Saturday, February 04, 2006

The UN and Global Taxation

The United Nations wants a global tax focused on the Internet, but they don't want to call it that, of course; they want to call it a "Digital Solidarity Fund." To be sure, UN bureaucrats would like to be able to control the Internet (in which case blogs like this one would simply disappear). Here is the latest account of what is going on behind the scenes.

Internet taxes
The Digital Solidarity Fund:
An Internet tax in disguise

By Joseph Klein
Monday, January 30, 2006

http://www.canadafreepress.com/2006/klein013006.htm


The United Nations is known for double-speak. In the UN’s vocabulary, for example, the phrase innovative sources of financing really means global taxes. But the General Assembly outdid its usual Orwellian prose at the 2005 World Summit in New York, when it officially endorsed what it called "voluntary contributions" to an Internet kitty for developing countries known as the Digital Solidarity Fund. This is false labeling. The truth is that the financing mechanism for this Fund relies in large part on mandatory surcharges imposed on high tech companies as a condition to having their contract bids accepted by local governments that decide to participate in this bit of extortion--or as the Fund’s founders so eloquently put it, the "obligations to contribute 1% of the transaction to the Fund is neither subject to interpretation nor negotiation". http://www.dsf-fsn.org/en/19-en.htm We will ultimately pay the tab as these companies pass along the cost of their surcharge to its full paying customers. The money raised will supposedly be used to buy computers and Internet access for poor developing nations. Here is yet another give-away program in which good intentions paid for by the West will no doubt be stymied by the realities of corruption and mismanagement that have beset so many of these types of aid programs in the past.

The Digital Solidarity Fund is the brainchild of H.E. Abdoulaye Wade, President of Senegal. Not able to convince the majority of member states to enact an international communications tax to broaden the developing world’s access to information technologies, he worked with mayors in sympathetic cities like Geneva, Switzerland and Lyon, France to bypass the normal route of nation-to-nation treaty dealings. And the idea is beginning to catch on.

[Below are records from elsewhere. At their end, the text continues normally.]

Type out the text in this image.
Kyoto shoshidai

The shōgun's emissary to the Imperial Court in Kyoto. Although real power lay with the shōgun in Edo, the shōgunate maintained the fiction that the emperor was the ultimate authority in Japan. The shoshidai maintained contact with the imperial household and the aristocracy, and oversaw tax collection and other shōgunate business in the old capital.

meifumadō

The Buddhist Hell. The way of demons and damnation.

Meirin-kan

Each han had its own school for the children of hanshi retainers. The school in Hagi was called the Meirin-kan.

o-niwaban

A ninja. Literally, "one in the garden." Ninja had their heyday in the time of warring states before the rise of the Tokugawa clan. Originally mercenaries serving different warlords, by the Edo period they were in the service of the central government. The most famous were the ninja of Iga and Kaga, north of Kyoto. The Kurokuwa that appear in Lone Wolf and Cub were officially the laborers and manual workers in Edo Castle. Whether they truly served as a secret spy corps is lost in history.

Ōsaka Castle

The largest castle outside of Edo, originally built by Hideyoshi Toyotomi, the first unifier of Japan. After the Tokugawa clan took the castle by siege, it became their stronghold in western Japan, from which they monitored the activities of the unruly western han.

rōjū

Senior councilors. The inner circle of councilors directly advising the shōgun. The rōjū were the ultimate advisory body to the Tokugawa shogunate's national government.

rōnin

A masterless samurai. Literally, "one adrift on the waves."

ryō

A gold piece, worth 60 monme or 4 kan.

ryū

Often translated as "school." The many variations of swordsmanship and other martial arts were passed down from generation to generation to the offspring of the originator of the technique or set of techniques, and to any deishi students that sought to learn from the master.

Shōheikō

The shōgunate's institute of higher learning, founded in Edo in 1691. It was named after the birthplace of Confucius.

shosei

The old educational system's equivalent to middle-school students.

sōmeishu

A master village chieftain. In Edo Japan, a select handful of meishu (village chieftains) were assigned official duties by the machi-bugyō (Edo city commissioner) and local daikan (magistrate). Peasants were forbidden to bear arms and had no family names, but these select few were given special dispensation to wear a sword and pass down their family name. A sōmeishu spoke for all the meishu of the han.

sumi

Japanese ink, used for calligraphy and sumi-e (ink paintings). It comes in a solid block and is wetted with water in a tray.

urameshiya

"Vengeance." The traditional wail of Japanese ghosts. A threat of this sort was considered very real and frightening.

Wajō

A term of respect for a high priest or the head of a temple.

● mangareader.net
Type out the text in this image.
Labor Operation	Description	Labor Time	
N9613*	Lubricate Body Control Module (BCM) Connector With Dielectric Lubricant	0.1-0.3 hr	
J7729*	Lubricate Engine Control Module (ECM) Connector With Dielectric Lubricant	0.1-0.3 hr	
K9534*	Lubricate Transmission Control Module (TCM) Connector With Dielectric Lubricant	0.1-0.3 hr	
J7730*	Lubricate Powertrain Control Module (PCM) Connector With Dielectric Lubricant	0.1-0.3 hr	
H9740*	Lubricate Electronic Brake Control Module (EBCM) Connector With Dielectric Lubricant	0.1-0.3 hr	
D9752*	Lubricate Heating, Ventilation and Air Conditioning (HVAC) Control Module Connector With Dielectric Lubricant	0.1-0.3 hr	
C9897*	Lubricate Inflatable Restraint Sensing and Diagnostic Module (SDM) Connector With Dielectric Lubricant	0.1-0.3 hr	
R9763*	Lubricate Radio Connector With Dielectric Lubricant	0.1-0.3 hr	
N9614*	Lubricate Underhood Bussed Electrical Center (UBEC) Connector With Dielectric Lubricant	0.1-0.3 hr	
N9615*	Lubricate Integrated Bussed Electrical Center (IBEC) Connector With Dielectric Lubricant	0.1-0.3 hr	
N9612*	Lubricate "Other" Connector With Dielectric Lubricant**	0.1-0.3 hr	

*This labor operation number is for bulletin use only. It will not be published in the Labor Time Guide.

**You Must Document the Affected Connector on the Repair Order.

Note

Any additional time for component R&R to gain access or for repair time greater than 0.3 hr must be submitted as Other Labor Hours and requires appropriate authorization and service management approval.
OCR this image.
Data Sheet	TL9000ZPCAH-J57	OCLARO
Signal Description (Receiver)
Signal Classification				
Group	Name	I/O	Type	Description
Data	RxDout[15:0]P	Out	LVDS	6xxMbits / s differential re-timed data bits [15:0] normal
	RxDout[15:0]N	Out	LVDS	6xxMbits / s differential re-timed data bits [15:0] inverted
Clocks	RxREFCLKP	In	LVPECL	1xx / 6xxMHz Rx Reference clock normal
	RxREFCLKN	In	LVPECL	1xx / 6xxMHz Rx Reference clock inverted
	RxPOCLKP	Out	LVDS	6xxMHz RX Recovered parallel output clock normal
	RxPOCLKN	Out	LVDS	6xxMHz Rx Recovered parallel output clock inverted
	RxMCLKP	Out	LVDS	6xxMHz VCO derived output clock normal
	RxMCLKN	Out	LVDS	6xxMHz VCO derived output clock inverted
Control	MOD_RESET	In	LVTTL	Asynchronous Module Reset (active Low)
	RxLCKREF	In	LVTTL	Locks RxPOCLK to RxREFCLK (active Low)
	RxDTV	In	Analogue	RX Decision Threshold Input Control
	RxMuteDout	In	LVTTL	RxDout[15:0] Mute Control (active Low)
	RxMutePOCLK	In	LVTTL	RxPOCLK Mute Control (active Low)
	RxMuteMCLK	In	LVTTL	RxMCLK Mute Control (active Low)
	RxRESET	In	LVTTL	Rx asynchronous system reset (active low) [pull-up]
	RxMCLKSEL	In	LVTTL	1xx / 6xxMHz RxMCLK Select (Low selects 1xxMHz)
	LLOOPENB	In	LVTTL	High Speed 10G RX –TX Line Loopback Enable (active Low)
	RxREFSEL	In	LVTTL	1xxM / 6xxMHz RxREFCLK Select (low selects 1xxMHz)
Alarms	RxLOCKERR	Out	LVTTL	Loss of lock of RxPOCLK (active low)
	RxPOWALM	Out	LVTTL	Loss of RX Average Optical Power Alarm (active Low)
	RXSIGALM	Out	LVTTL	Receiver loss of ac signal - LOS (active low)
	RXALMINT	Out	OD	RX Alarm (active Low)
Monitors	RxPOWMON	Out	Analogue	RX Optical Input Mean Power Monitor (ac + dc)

A World Summit of Cities and Local Authorities on Information Society was held in Bilbao, Spain last November at which a commitment to "promote digital solidarity by supporting the Digital Solidarity Fund" was adopted as a priority action. The Canadian and U.S. cities of Montreal, Quebec, Gatineau, Denver, Los Angeles, Houston, Nashville, Oakland and, of course San Francisco were part of a coalition of cities that took part in this conference. The participants declared their intent to set "a World Agreement in motion in favor of Digital Solidarity." In their words,"(T)he Digital Solidarity Fund aims at mobilizing financial resources in order to develop a truly sympathetic Information Society." Sympathetic? Maybe computers really do have feelings! http://www.it4all-bilbao.org/presentation

Kofi Annan is all for end-running the standard UN budget process that requires member nation approval because doing so gives the UN more money for its pet programs with less accountability. He certainly would prefer to deal with the mayor of San Francisco than with George Bush. In fact, he does not like the UN Charter’s model of the United Nations as a world organization of member states. As he expounded at this year’s World Economic Forum in Davos in a talk he entitled "A New Mindset for the United Nations", Kofi Annan said that his objective as Secretary General "has been to persuade both the Member States and my colleagues in the Secretariat that the United Nations needs to engage not only with Governments but with people." We know from his track record what this means. He is not just interested in talking with people to hear what they have to say. He wants to use friends of the UN to push his expansionist agenda. And he wants to find ways to tax "global citizens" directly with a little help from sympathetic local functionaries, so that the UN can help those whom the UN bureaucrats believe are deserving of our hard-earned money.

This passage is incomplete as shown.